Phantom Boy – which screens in both its subtitled version and its English-dubbed edition at Toronto's Lightbox – comes from Jean-Loup Felicioli and Alain Gagnol, the team behind the Oscar-nominated A Cat in Paris. The hand-drawn visuals are lovely (if idiosyncratic), with the flat artistry a refreshing departure from the lavish animated sameness we see everywhere else these days. It's a blend of styles, but surely The Man With the Broken Face – the descriptively named bad guy – is from Picasso's Dick Tracy period. (There's a story about how The Man With the Broken Face got his name, but we'll get to that later.)

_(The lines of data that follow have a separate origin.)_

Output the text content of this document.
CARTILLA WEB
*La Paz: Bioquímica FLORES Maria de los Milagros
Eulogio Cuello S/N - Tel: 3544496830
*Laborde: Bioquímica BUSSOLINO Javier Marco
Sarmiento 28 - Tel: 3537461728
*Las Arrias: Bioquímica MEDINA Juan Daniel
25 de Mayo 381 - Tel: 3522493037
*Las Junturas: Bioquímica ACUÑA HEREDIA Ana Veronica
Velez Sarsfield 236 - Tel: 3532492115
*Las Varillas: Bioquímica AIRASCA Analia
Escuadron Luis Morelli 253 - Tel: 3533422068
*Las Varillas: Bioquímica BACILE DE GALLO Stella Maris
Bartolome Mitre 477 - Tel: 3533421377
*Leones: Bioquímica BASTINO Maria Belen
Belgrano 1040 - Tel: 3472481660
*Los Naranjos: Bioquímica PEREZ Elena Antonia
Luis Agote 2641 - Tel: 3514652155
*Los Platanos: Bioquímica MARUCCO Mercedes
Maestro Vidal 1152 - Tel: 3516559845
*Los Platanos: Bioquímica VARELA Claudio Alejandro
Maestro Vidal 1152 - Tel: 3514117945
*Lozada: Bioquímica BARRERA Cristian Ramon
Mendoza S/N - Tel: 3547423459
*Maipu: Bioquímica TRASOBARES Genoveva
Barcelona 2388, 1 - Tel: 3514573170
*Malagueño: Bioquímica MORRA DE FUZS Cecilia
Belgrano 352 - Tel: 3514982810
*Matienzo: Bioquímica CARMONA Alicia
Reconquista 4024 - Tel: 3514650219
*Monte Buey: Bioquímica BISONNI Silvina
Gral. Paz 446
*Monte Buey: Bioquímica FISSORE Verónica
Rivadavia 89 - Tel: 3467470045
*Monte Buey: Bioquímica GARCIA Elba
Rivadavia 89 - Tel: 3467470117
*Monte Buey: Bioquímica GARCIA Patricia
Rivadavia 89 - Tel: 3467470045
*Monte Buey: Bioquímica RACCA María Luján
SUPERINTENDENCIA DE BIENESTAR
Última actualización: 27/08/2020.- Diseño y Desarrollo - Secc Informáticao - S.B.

The disfigured villain operates out of the city's docklands with his two goons and an opinionated little dog. It's a small-time operation to be sure, and yet they're able to hold the city hostage with a basic computer-virus ploy. The film's simple plot involves the unlikely teamwork of the supernaturally floating boy, the laid-up cop and a wisecracking Nora Charles-meets-Lois Lane journalist looking for the big scoop. Basically they're out to save the city – perhaps Batman got a better offer from Warner Bros.?

Adults should get a kick out of Phantom Boy's sly humour but the story and the action is for the kids. I wonder if some of the gun play is a little much for the pint-sized, though. Then again, generations have grown up on violent Looney Tunes, and the world is in pretty great shape.

Anyway, the charisma of Phantom Boy is the depiction of a sick boy as a super-boy. We like superheroes that are all too human – Spider-Man and his melodrama, for example – and of course we admire the superheroic acts of mere mortals.

One thing, The Man With the Broken Face never does get to tell us the story he's dying to tell. Too bad for him. Crime doesn't pay. Batman was right.